Mooncake :
anti-duck :
Mooncake :
anti-duck :
That's a load of bollocks. HWBOT has been running 2.1v DDR4 since Skylake first released.
It's a misconception, that vDIMM supplies the IMC; your motherboard is not supplying vDIMM to the IMC, the motherboard is supplying vDIMM to the DIMM's (1.5v in this case). VCCIO is the voltage that your motherboard supplies the IMC with, of which up to 1.25v VCCIO is perfectly safe (it will default to 0.95v). If you're still not comfortable, just manually bang 0.95v in for the VCCIO voltage and 1.0v for the VCCSA.
ASUS have also listed 1.65v RAM on the compatibility list of their 1151 motherboards with DDR3 support. I was running 1.65v 2400MHz DDR3 on my Skylake build.

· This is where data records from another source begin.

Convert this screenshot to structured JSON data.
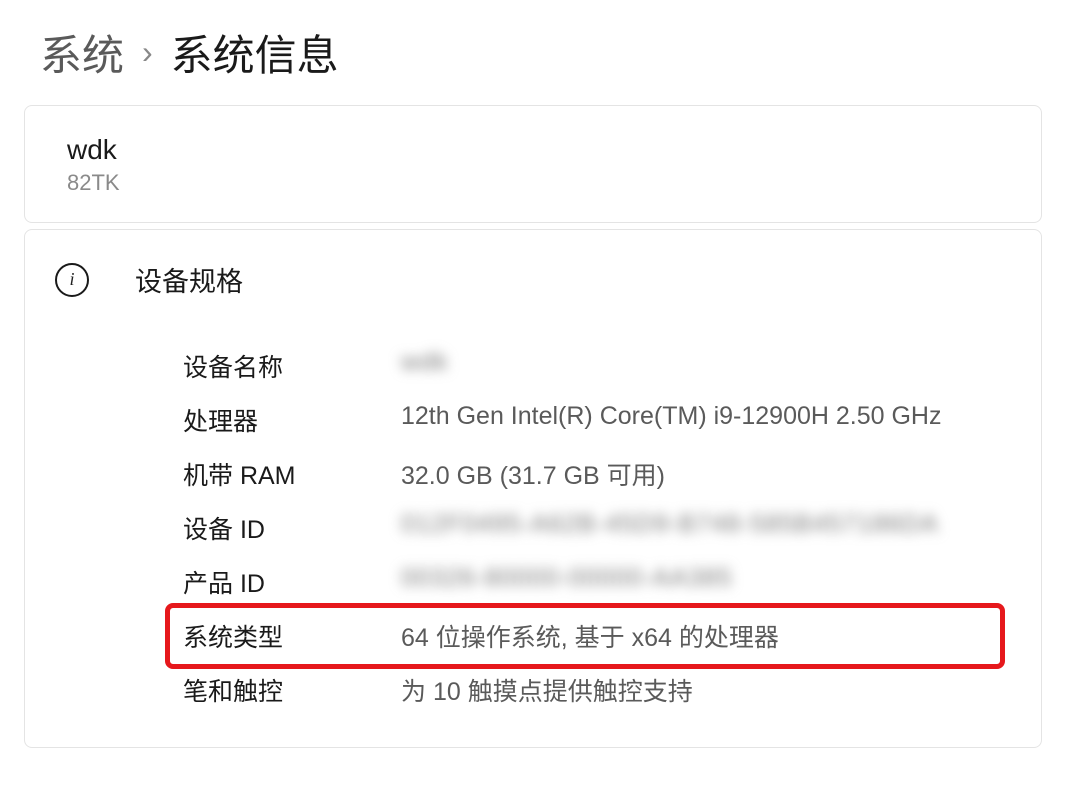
{
  "breadcrumb": {
    "parent": "系统",
    "current": "系统信息"
  },
  "device": {
    "name": "wdk",
    "model": "82TK"
  },
  "spec_section": {
    "title": "设备规格",
    "rows": [
      {
        "label": "设备名称",
        "value": "wdk",
        "blurred": true
      },
      {
        "label": "处理器",
        "value": "12th Gen Intel(R) Core(TM) i9-12900H   2.50 GHz",
        "blurred": false
      },
      {
        "label": "机带 RAM",
        "value": "32.0 GB (31.7 GB 可用)",
        "blurred": false
      },
      {
        "label": "设备 ID",
        "value": "012F0495-A62B-45D9-B748-585B457186DA",
        "blurred": true
      },
      {
        "label": "产品 ID",
        "value": "00326-80000-00000-AA385",
        "blurred": true
      },
      {
        "label": "系统类型",
        "value": "64 位操作系统, 基于 x64 的处理器",
        "blurred": false,
        "highlighted": true
      },
      {
        "label": "笔和触控",
        "value": "为 10 触摸点提供触控支持",
        "blurred": false
      }
    ]
  }
}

Thanks bro. 1 last question - would you know what kind of fps would i be looking at in arma 3 with the 6100 a gtx 970 and 8 gigs of ram?
What speed is your DDR3 by the way?
tbh my build is wierd. i have a 8 gb of 1600 MHz and 4 gb of i dont know what becouse it is some shitty brand i cant find the speed to so i don't mind if i just take it out.
Wouldn't worry at all then, with 1600MHz (1.5v I'm assuming?) Your VCCIO/SA should be well within spec, but still, there's no harm in checking the voltages the first time you boot the computer up. Intel issued that warning about using 1.5v DDR3 because loading the XMP/AMP profile could cause the VCCIO/SA to go out of spec, but a lot of people took it as you absolutely can't use 1.5v+ DDR3 RAM because it'll kill the IMC... forgetting that 1.5v vDIMM has the grand total of fuck all to do with the IMC. Just make sure the VCCIO/SA don't go above 1.25v.
With Arma 3, you have a decent CPU for it but the other important thing that improves Arma 3 performance is RAM speed, the video card doesn't matter much at all. You should be able to play with the settings to get a constant 60fps in single player.